There are five elements for telemedicine: Analysis, diagnosis, therapy, monitoring and medical care, and they are crucial to running sustainable business models, Cherng said.

To establish a complete and extensible telemedicine platform and ecosystem, it is necessary to make a distinction between telemedicine and telehealth as well as between the concepts of patient-centered and patient-centric, Cherng pointed out.

Telemedicine refers to therapy using various methods of remote treatment including tele-care, tele-surgery, tele-education, tele-consultation, tele-monitoring and tele-prescription, whereas telehealth means long-term use of tele-medical methods to keep improving health, and this is necessary for chronic diseases, Cherng explained.

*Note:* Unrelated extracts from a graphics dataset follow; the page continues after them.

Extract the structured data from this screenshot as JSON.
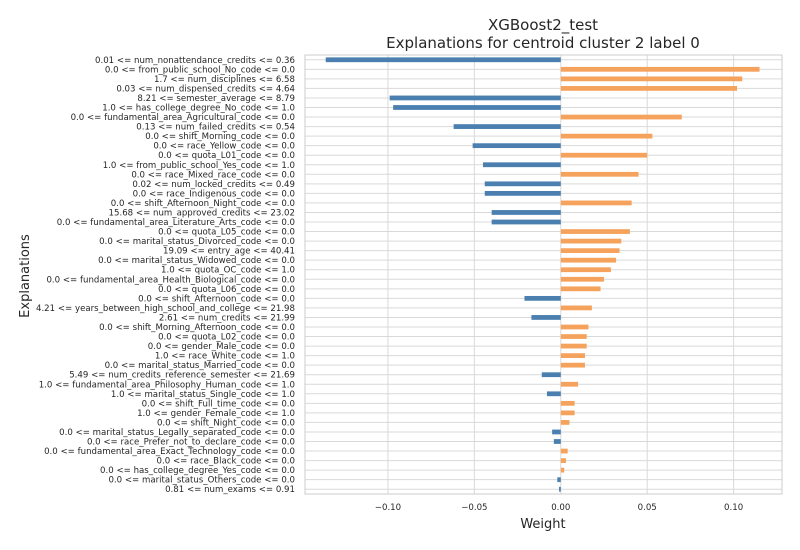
{
  "chart_data": {
    "type": "bar",
    "orientation": "horizontal",
    "title": "XGBoost2_test",
    "subtitle": "Explanations for centroid cluster 2 label 0",
    "xlabel": "Weight",
    "ylabel": "Explanations",
    "xlim": [
      -0.148,
      0.128
    ],
    "xticks": [
      -0.1,
      -0.05,
      0.0,
      0.05,
      0.1
    ],
    "xtick_labels": [
      "−0.10",
      "−0.05",
      "0.00",
      "0.05",
      "0.10"
    ],
    "grid": true,
    "colors": {
      "positive": "#f5a25d",
      "negative": "#4a7fb0"
    },
    "categories": [
      "0.01 <= num_nonattendance_credits <= 0.36",
      "0.0 <= from_public_school_No_code <= 0.0",
      "1.7 <= num_disciplines <= 6.58",
      "0.03 <= num_dispensed_credits <= 4.64",
      "8.21 <= semester_average <= 8.79",
      "1.0 <= has_college_degree_No_code <= 1.0",
      "0.0 <= fundamental_area_Agricultural_code <= 0.0",
      "0.13 <= num_failed_credits <= 0.54",
      "0.0 <= shift_Morning_code <= 0.0",
      "0.0 <= race_Yellow_code <= 0.0",
      "0.0 <= quota_L01_code <= 0.0",
      "1.0 <= from_public_school_Yes_code <= 1.0",
      "0.0 <= race_Mixed_race_code <= 0.0",
      "0.02 <= num_locked_credits <= 0.49",
      "0.0 <= race_Indigenous_code <= 0.0",
      "0.0 <= shift_Afternoon_Night_code <= 0.0",
      "15.68 <= num_approved_credits <= 23.02",
      "0.0 <= fundamental_area_Literature_Arts_code <= 0.0",
      "0.0 <= quota_L05_code <= 0.0",
      "0.0 <= marital_status_Divorced_code <= 0.0",
      "19.09 <= entry_age <= 40.41",
      "0.0 <= marital_status_Widowed_code <= 0.0",
      "1.0 <= quota_OC_code <= 1.0",
      "0.0 <= fundamental_area_Health_Biological_code <= 0.0",
      "0.0 <= quota_L06_code <= 0.0",
      "0.0 <= shift_Afternoon_code <= 0.0",
      "4.21 <= years_between_high_school_and_college <= 21.98",
      "2.61 <= num_credits <= 21.99",
      "0.0 <= shift_Morning_Afternoon_code <= 0.0",
      "0.0 <= quota_L02_code <= 0.0",
      "0.0 <= gender_Male_code <= 0.0",
      "1.0 <= race_White_code <= 1.0",
      "0.0 <= marital_status_Married_code <= 0.0",
      "5.49 <= num_credits_reference_semester <= 21.69",
      "1.0 <= fundamental_area_Philosophy_Human_code <= 1.0",
      "1.0 <= marital_status_Single_code <= 1.0",
      "0.0 <= shift_Full_time_code <= 0.0",
      "1.0 <= gender_Female_code <= 1.0",
      "0.0 <= shift_Night_code <= 0.0",
      "0.0 <= marital_status_Legally_separated_code <= 0.0",
      "0.0 <= race_Prefer_not_to_declare_code <= 0.0",
      "0.0 <= fundamental_area_Exact_Technology_code <= 0.0",
      "0.0 <= race_Black_code <= 0.0",
      "0.0 <= has_college_degree_Yes_code <= 0.0",
      "0.0 <= marital_status_Others_code <= 0.0",
      "0.81 <= num_exams <= 0.91"
    ],
    "values": [
      -0.136,
      0.115,
      0.105,
      0.102,
      -0.099,
      -0.097,
      0.07,
      -0.062,
      0.053,
      -0.051,
      0.05,
      -0.045,
      0.045,
      -0.044,
      -0.044,
      0.041,
      -0.04,
      -0.04,
      0.04,
      0.035,
      0.034,
      0.032,
      0.029,
      0.025,
      0.023,
      -0.021,
      0.018,
      -0.017,
      0.016,
      0.015,
      0.015,
      0.014,
      0.014,
      -0.011,
      0.01,
      -0.008,
      0.008,
      0.008,
      0.005,
      -0.005,
      -0.004,
      0.004,
      0.003,
      0.002,
      -0.002,
      -0.001
    ]
  }
}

"Patient-centered" means that the medical staff make therapeutic decisions, and patients, with their needs and preference being respected, are persuaded to accept the decisions, Cherng said. "Patient-centric" means personalized medicine where various monitoring methods are used to collect data from individual patients and the data are combined with corresponding medical records to customize therapeutic procedures and patient management platforms, Cherng noted, adding it is characterized by interaction between the patients and medical staff, with the latter keeping modifying therapeutic procedures based on monitoring results.

TelePlus has developed a 5-step personalized precision sleep and chronic disease platform, a sleep medical solution based on the concepts of telehealth and patient-centric, Cherng indicated. The platform is actually an online virtual sleep medical center that is available for free use by hospitals and clinics, letting them do without setting up their own, Cherng said.